The most important evaluation metric for a positive business impact is **Qualitative Cluster Analysis**. While the **Silhouette Score** provides a useful quantitative measure of cluster density, its absolute value is often difficult to interpret in a business context. The real value comes from inspecting the clusters themselves.

By examining the top genres, keywords, and representative titles within each cluster, we can assign a meaningful theme to each group (e.g., 'US TV Dramas', 'International Thrillers', 'Stand-up Comedy'). This **interpretability** is what allows the business to act on the results. These themed clusters can be directly used to build recommendation carousels ('Because you watched X, you might like these other titles in the *International Thrillers* group') and to analyze content gaps in the library.

## ***8.*** ***Future Work (Optional)***

### 1. Save the best performing ml model in a pickle file or joblib file format for deployment process.


In [None]:
# Save the fitted models and vectorizer
joblib.dump(tfidf, 'tfidf_vectorizer.pkl')
joblib.dump(svd, 'svd_model.pkl')
joblib.dump(kmeans, 'kmeans_model.pkl')
print("Models and vectorizer saved successfully.")

### 2. Again Load the saved model file and try to predict unseen data for a sanity check.


In [None]:
# Load the File and predict unseen data.
loaded_tfidf = joblib.load('tfidf_vectorizer.pkl')
loaded_svd = joblib.load('svd_model.pkl')
loaded_kmeans = joblib.load('kmeans_model.pkl')

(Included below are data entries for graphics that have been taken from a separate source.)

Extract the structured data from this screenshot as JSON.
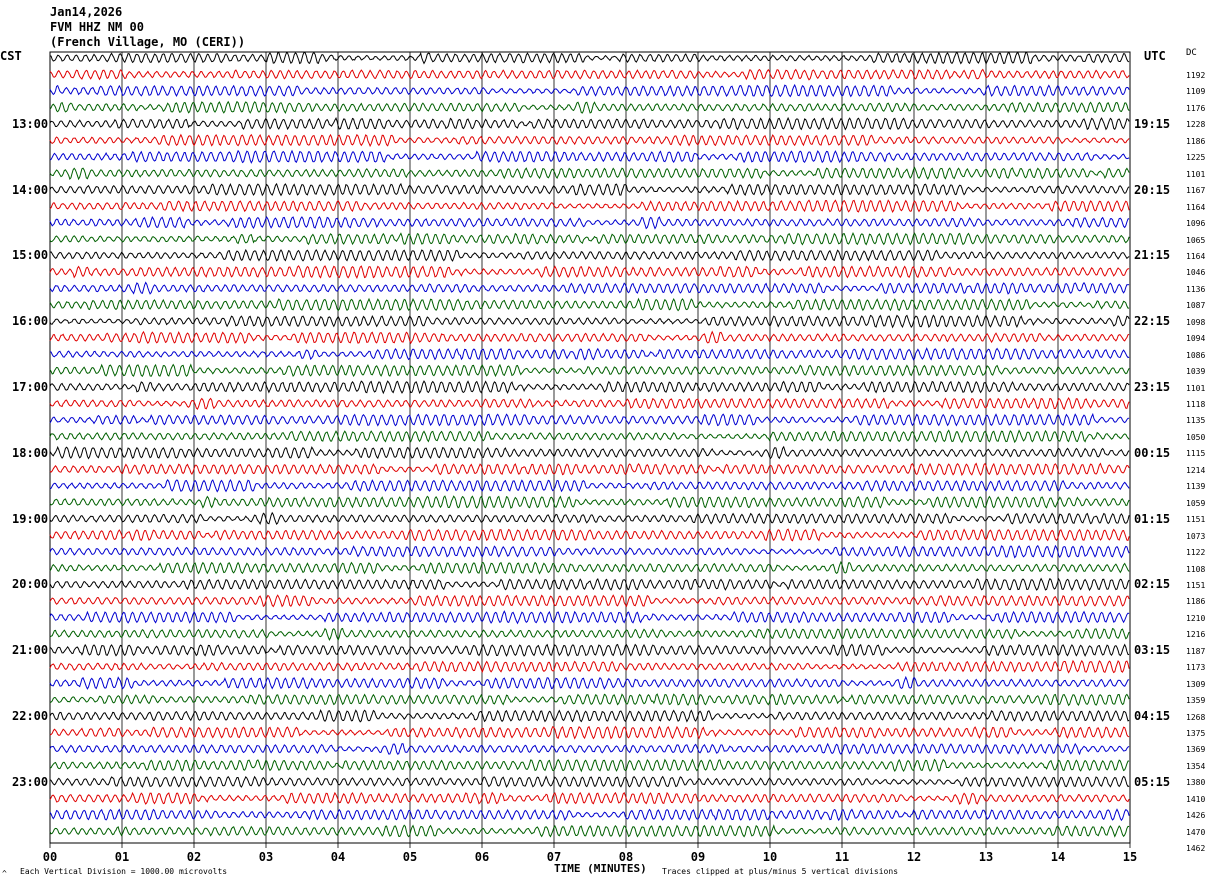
{
  "header": {
    "date": "Jan14,2026",
    "station": "FVM HHZ NM 00",
    "location": "(French Village, MO (CERI))"
  },
  "axis": {
    "left_title": "CST",
    "right_title": "UTC",
    "right_extra": "DC",
    "xlabel": "TIME (MINUTES)",
    "left_note": "Each Vertical Division = 1000.00 microvolts",
    "left_note_marker": "^",
    "right_note": "Traces clipped at plus/minus 5 vertical divisions"
  },
  "chart_data": {
    "type": "line",
    "title": "FVM HHZ NM 00",
    "xlabel": "TIME (MINUTES)",
    "xlim": [
      0,
      15
    ],
    "x_ticks": [
      "00",
      "01",
      "02",
      "03",
      "04",
      "05",
      "06",
      "07",
      "08",
      "09",
      "10",
      "11",
      "12",
      "13",
      "14",
      "15"
    ],
    "trace_colors": [
      "#000000",
      "#e00000",
      "#0000d0",
      "#006000"
    ],
    "left_time_labels": [
      "13:00",
      "14:00",
      "15:00",
      "16:00",
      "17:00",
      "18:00",
      "19:00",
      "20:00",
      "21:00",
      "22:00",
      "23:00"
    ],
    "right_time_labels": [
      "19:15",
      "20:15",
      "21:15",
      "22:15",
      "23:15",
      "00:15",
      "01:15",
      "02:15",
      "03:15",
      "04:15",
      "05:15"
    ],
    "dc_offsets": [
      1192,
      1109,
      1176,
      1228,
      1186,
      1225,
      1101,
      1167,
      1164,
      1096,
      1065,
      1164,
      1046,
      1136,
      1087,
      1098,
      1094,
      1086,
      1039,
      1101,
      1118,
      1135,
      1050,
      1115,
      1214,
      1139,
      1059,
      1151,
      1073,
      1122,
      1108,
      1151,
      1186,
      1210,
      1216,
      1187,
      1173,
      1309,
      1359,
      1268,
      1375,
      1369,
      1354,
      1380,
      1410,
      1426,
      1470,
      1462
    ],
    "grid": true
  }
}
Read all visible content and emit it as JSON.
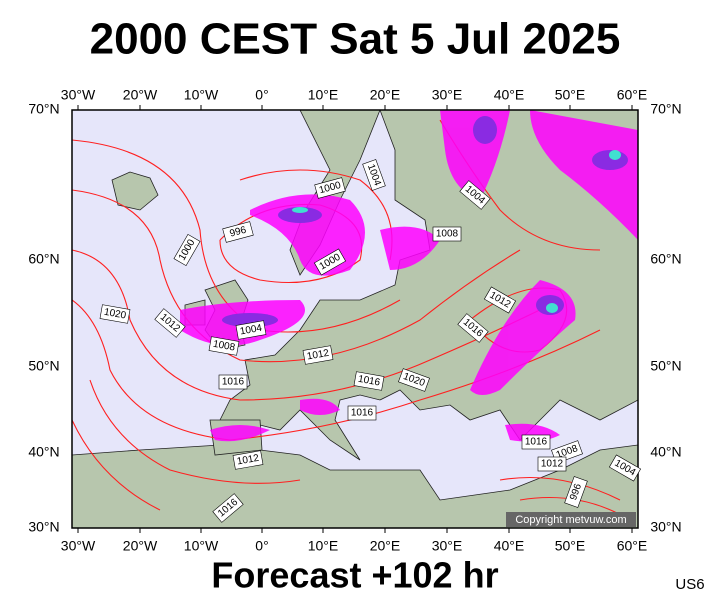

# Create a new, unseen movie description
unseen_movie = "An American spy goes on a secret mission in Europe to stop a global conspiracy. Full of action and suspense."

# Follow the same transformation pipeline
unseen_tfidf = loaded_tfidf.transform([unseen_movie])
unseen_reduced = loaded_svd.transform(unseen_tfidf)
prediction = loaded_kmeans.predict(unseen_reduced)

print(f"--- Sanity Check ---")
print(f"The unseen movie was assigned to Cluster: {prediction[0]}")

# **Conclusion**

This project successfully demonstrated the power of unsupervised machine learning to bring structure and insight to a large, unstructured content library. By combining NLP techniques like TF-IDF with K-Means clustering, we were able to segment the entire Netflix catalog into 10 distinct and interpretable groups. The analysis of these clusters revealed clear thematic patterns, such as the separation of international dramas, US-based TV shows, documentaries, and children's content.

The primary business value of this work lies in its direct application to content recommendation and strategic analysis. The created clusters can be immediately used to power a 'content-based' recommendation engine, suggesting similar titles to users based on the thematic group of what they just watched. Furthermore, by analyzing the size and composition of these clusters, Netflix can gain a high-level understanding of its content portfolio, identify potential gaps, and make more data-driven decisions about which content areas to invest in next.

In conclusion, this project provides not just a model, but a repeatable framework for understanding and segmenting a content library, turning unstructured text data into a valuable strategic asset.